The event is the second in a series launched on June 28th, when more than 1,600 participants from 91 different countries signed on to join world energy experts in a live, interactive discussion on the future of energy.
Along with Marcos Jank, who will be positioned in Sao Paulo, speakers in Part II of the Energy Conversation include: Royal Dutch Shell Chief Energy Adviser Wim Thomas and World Energy Council Executive Chair of the 2011 Energy Policies Assessment Report, Joan MacNaughton, both participating from London; Pembina Institute Executive Director Ed Whittingham, Opower President Alex Laskey and Capital E President Gregory Kats, positioned in London; former Sao Paulo State Environment Secretary and University of Sao Paulo Professor Emeritus Jose Goldemberg, Inovah Energy Director Paulo Puterman and Brazilian National Oil, Natural Gas and Biofuels Agency Director, Allan Kardec Duailibe, who will take part from Sao Paulo.

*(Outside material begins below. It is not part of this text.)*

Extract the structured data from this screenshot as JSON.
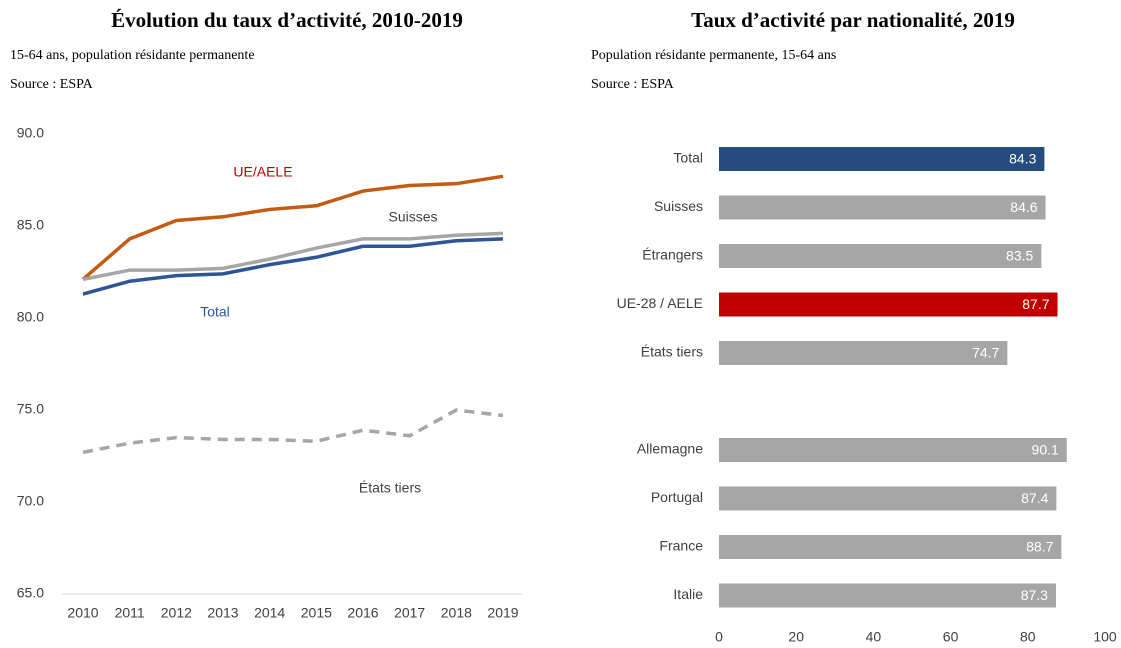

The event will be moderated from London by the Editorial Director and Chief Economist of the Economist Intelligence Unit (EIU), Robin Bew. The "Global Energy Conversation - Part II" begins at 09:30 Eastern Time (Washington, D.C.), 12:30 Brazilian Standard Time (Sao Paulo) and 14:30 GMT (London). Registration for the live event is free and can be completed on the Economist Conferences website, at:
The Brazilian Sugarcane Industry Association (UNICA) represents the top producers of sugar and ethanol in the country's South-Central region, especially the state of Sao Paulo, which accounts for about 60% of the country's sugarcane harvest and of total ethanol production. UNICA develops position papers, statistics and specific research in support of Brazil's sugar, ethanol and bioelectricity sectors. In 2010, Brazil produced an estimated 620 million metric tonnes of sugarcane, which yielded 37.8 million tonnes of sugar and 27.4 billion litres of ethanol, making it the number-one sugarcane grower and sugar producer in the world, and the second-largest ethanol producer on the planet, behind the United States.